This is an old revision of the document!


Amazon S3

We have an Amazon account (registered under [email protected]) to access S3, Amazon's cloud storage.

Security Policy

There is only one access and one API key regardless of how many buckets you use. Because of this, do not use any scripts that upload or access the S3 storage on an untrusted server.

Storage Policy

Any data uploaded to Amazon S3 should be first encrypted using GPG.

Security Access

Here's an IAM policy for a new user to upload files to an S3 bucket.

{
  "Statement": [ {
    "Effect": "Allow",
    "Action": "s3:ListBucket",
    "Resource": "arn:aws:s3:::dtrike-backups", 
    "Condition": {
    }
  }, {
    "Effect": "Allow",
    "Action": [ 
      "s3:PutObject",
      "s3:GetObject",
      "s3:DeleteObject"
    ],
    "Resource": "arn:aws:s3:::dtrike-backups/*", 
    "Condition": {}
  } ]
}

Creating a Backups Bucket

This is to setup a single bucket and a single user for backups for one server.

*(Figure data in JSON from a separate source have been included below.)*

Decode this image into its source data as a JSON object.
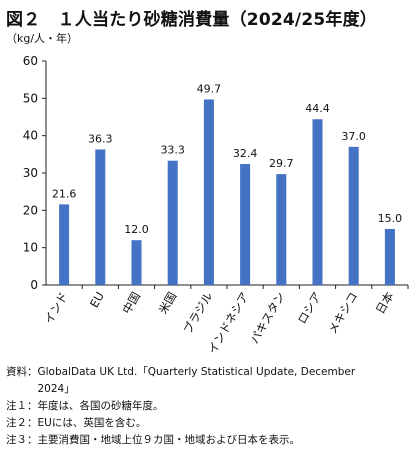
{
  "header": {
    "title": "図２　１人当たり砂糖消費量（2024/25年度）",
    "unit": "（kg/人・年）"
  },
  "chart_data": {
    "type": "bar",
    "categories": [
      "インド",
      "EU",
      "中国",
      "米国",
      "ブラジル",
      "インドネシア",
      "パキスタン",
      "ロシア",
      "メキシコ",
      "日本"
    ],
    "values": [
      21.6,
      36.3,
      12.0,
      33.3,
      49.7,
      32.4,
      29.7,
      44.4,
      37.0,
      15.0
    ],
    "value_labels": [
      "21.6",
      "36.3",
      "12.0",
      "33.3",
      "49.7",
      "32.4",
      "29.7",
      "44.4",
      "37.0",
      "15.0"
    ],
    "ylim": [
      0,
      60
    ],
    "yticks": [
      0,
      10,
      20,
      30,
      40,
      50,
      60
    ],
    "bar_color": "#4472c4",
    "grid": false
  },
  "notes": {
    "source_label": "資料：",
    "source_text": "GlobalData UK Ltd.「Quarterly Statistical Update, December",
    "source_text_2": "2024」",
    "note1_label": "注１：",
    "note1_text": "年度は、各国の砂糖年度。",
    "note2_label": "注２：",
    "note2_text": "EUには、英国を含む。",
    "note3_label": "注３：",
    "note3_text": "主要消費国・地域上位９カ国・地域および日本を表示。"
  }
}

First, create an Amazon S3 bucket. Name syntax should be: dtrike-backups-<server>

Second, create a new IAM user. Name syntax should be: backups-<server> Generate a user Access Key ID and Secret Access Key and download them. Add the user to the Backups group (no real reason, other than to keep users organized).

Third, select the user, change the permissions, and create a user policy. Name the policy the same as the username.

Create a custom policy, and use the example above, renaming the bucket. The permissions will let you upload, download, and delete files on the bucket.

Once that's done, setup either backup-manager or s3cmd to transfer files.